Edgerton, dessen Bruder Nash hier nach „The Square“ (2008) zum zweiten Mal Regie führt, hat ebenso Spaß an seinem genüsslich ausgespielten Kotzbrocken-Part. Sein Richard ist die Überheblichkeit in Person, der nicht nur Harold ausnutzt, sondern auch alle anderen Personen um ihn herum. Das ist immer wieder sehr komisch, doch nichts gegen Charlize Theron, die die Rolle der arroganten und hemmungslos unsympathischen Eiskönigin mit großem Gusto ausfüllt. Ihre politisch unkorrekte, beleidigende und habgierige Art sorgt für einige schwarzhumorige und durchaus auch inspirierte Lacher. So sorgt hier mancher, durchaus asozialer Satz immer wieder auch für ungläubiges Staunen seitens der Zuschauer. Ein weiteres Highlight ist auch der immer sehenswerte, immens charismatische und sehr lustige Sharlto Copley, der Richards Ex-Söldner-Bruder Mitch spielt. Da Richard nämlich an eine Zahlung des Lösegelds möglichst umgehen will (die Entführungs-Versicherung hat er nämlich vor kurzem noch eingespart), sucht er nämlich nach einem bequemen Ausweg in Form von Mitch, der gerade in Haiti an einer karitativen Hilfsmission beteiligt ist.

„Gringo“ bietet eine immer verzwicktere, und damit für den Zuschauer stetig genüsslicher werdende Angelegenheit. Im dritten Akt stiehlt Copley mit seinem bärtigen Ex-Militär dann mit jedem Auftritt allen die Show, besonders wenn er als Atheist die Bibelfestigkeit von Harold eloquent und tiefgründig in Frage stellt. Überhaupt ist das Drehbuch von Anthony Tambakis & Matthew Stone immer wieder recht redselig und erinnert mit seinen eingestreuten Popkultur-Referenzen in manchen Momenten an die Tarantino-Imitationen der Neunziger, ist dabei aber besser und leichtfälliger. So gibt es dann auch solche überzeichneten Figuren wie den Drogenboss, der seine Beatles-Obsession in ausführlichen Monologen ausleben muss. Seine ganz klare Meinung über das beste Album der britischen Kultband sollte man jedenfalls besser nicht hinterfragen. Ja, Edgertons Film ist sicher keine große Kunst und der Plot ist recht konstruiert, Spaß macht „Gringo“ jedoch als purer, gut aufgelegter Unterhaltungsfilm allemal.

Harry Treadaway (Miles), Amanda Seyfried (Sunny) in Gringo
Harry Treadaway (Miles), Amanda Seyfried (Sunny) in Gringo © TOBIS Film GmbH

Es sorgt schon für Freude, wenn man sich dieses immer größer werdende Schlamassel anschaut, bei dem sich die Figuren mit ihren öfter mal unklugen Entscheidungen immer tiefer reinreiten.
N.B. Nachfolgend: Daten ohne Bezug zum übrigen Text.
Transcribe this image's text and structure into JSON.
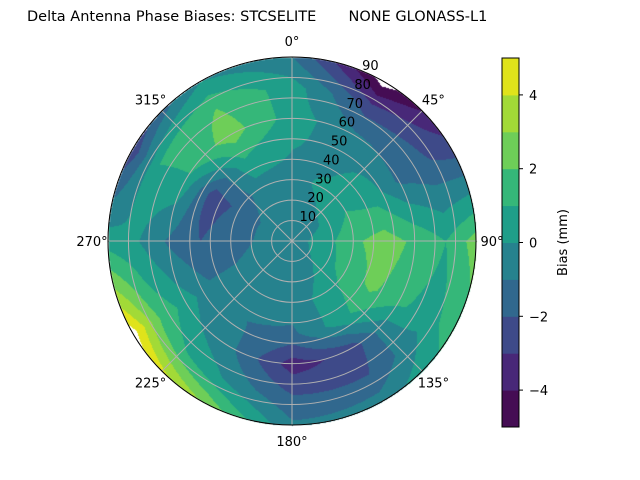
{
  "chart_data": {
    "type": "heatmap",
    "subtype": "polar-filled-contour",
    "title": "Delta Antenna Phase Biases: STCSELITE       NONE GLONASS-L1",
    "angular_tick_labels": [
      "0°",
      "45°",
      "90°",
      "135°",
      "180°",
      "225°",
      "270°",
      "315°"
    ],
    "angular_ticks_deg": [
      0,
      45,
      90,
      135,
      180,
      225,
      270,
      315
    ],
    "angular_direction": "clockwise",
    "angular_zero": "top",
    "radial_tick_labels": [
      "10",
      "20",
      "30",
      "40",
      "50",
      "60",
      "70",
      "80",
      "90"
    ],
    "radial_ticks": [
      10,
      20,
      30,
      40,
      50,
      60,
      70,
      80,
      90
    ],
    "rlim": [
      0,
      90
    ],
    "grid": true,
    "colorbar": {
      "label": "Bias (mm)",
      "levels": [
        -5,
        -4,
        -3,
        -2,
        -1,
        0,
        1,
        2,
        3,
        4,
        5
      ],
      "tick_labels": [
        "−4",
        "−2",
        "0",
        "2",
        "4"
      ],
      "ticks": [
        -4,
        -2,
        0,
        2,
        4
      ],
      "colors": [
        "#440f56",
        "#472c7a",
        "#3b518b",
        "#2c718e",
        "#21908d",
        "#27ad81",
        "#5cc863",
        "#aadc32",
        "#fde725"
      ],
      "band_colors": [
        "#450d54",
        "#482878",
        "#3e4a89",
        "#31688e",
        "#26828e",
        "#1f9e89",
        "#35b779",
        "#6ece58",
        "#a2da37",
        "#e0e31b"
      ]
    },
    "grid_azimuths_deg": [
      0,
      30,
      60,
      90,
      120,
      150,
      180,
      210,
      240,
      270,
      300,
      330
    ],
    "grid_zeniths_deg": [
      0,
      15,
      30,
      45,
      60,
      75,
      90
    ],
    "values_mm": [
      [
        -0.5,
        -0.5,
        -0.5,
        -0.5,
        -0.5,
        -0.5,
        -0.5,
        -0.5,
        -0.5,
        -0.5,
        -0.5,
        -0.5
      ],
      [
        -0.4,
        -0.2,
        0,
        0.5,
        0.3,
        -0.2,
        -0.5,
        -0.6,
        -0.6,
        -0.8,
        -0.8,
        -0.5
      ],
      [
        -0.3,
        0.2,
        1,
        1.8,
        1.5,
        0.3,
        -0.5,
        -0.5,
        -0.8,
        -1.5,
        -1.8,
        -0.5
      ],
      [
        0,
        -0.3,
        0.5,
        2.5,
        2.2,
        0.5,
        -1.2,
        -1,
        -0.8,
        -2,
        -2.5,
        0.8
      ],
      [
        0.5,
        -0.8,
        -1.2,
        1.8,
        1.2,
        -2.5,
        -3.5,
        -0.8,
        0.5,
        -1.2,
        0.8,
        2.5
      ],
      [
        0.5,
        -2.5,
        -1.8,
        1,
        0.5,
        -2,
        -2,
        0.2,
        2,
        0,
        1,
        2
      ],
      [
        -1,
        -5.5,
        -2.5,
        2.5,
        1.5,
        -0.5,
        -0.8,
        3,
        5.5,
        0.5,
        -2.8,
        0
      ]
    ]
  }
}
Auch die Actionszenen sind von Edgerton mit sicherer Hand inszeniert, überhaupt gefällt der Film durch solides Flair dank der mexikanischen Original-Drehorte. Wer will, darf den Film auch durchaus als giftigen Kommentar zur habgierigen US-Wirtschaft mit ihrer „America First“-Mentalität sehen – mit all ihren Konsequenzen und dem Aufbäumen des kleinen Mannes, der so lange übergangen wird. Vordergründig ist „Gringo“ aber ein über die ganze Lauflänge unterhaltsamer Spaß.

Filmwertung
7/10

Kurzfassung

Kurzweilige und spaßige Unterhaltung dank sehr gut aufgelegter Besetzung und genüsslich-verzwickter Story.

Fazit:

„Gringo“ sorgt für kurzweilige und spaßige Unterhaltung, die dank sehr gut aufgelegter Besetzung und einer genüsslich-verzwickten Story für eine positive Überraschung sorgt.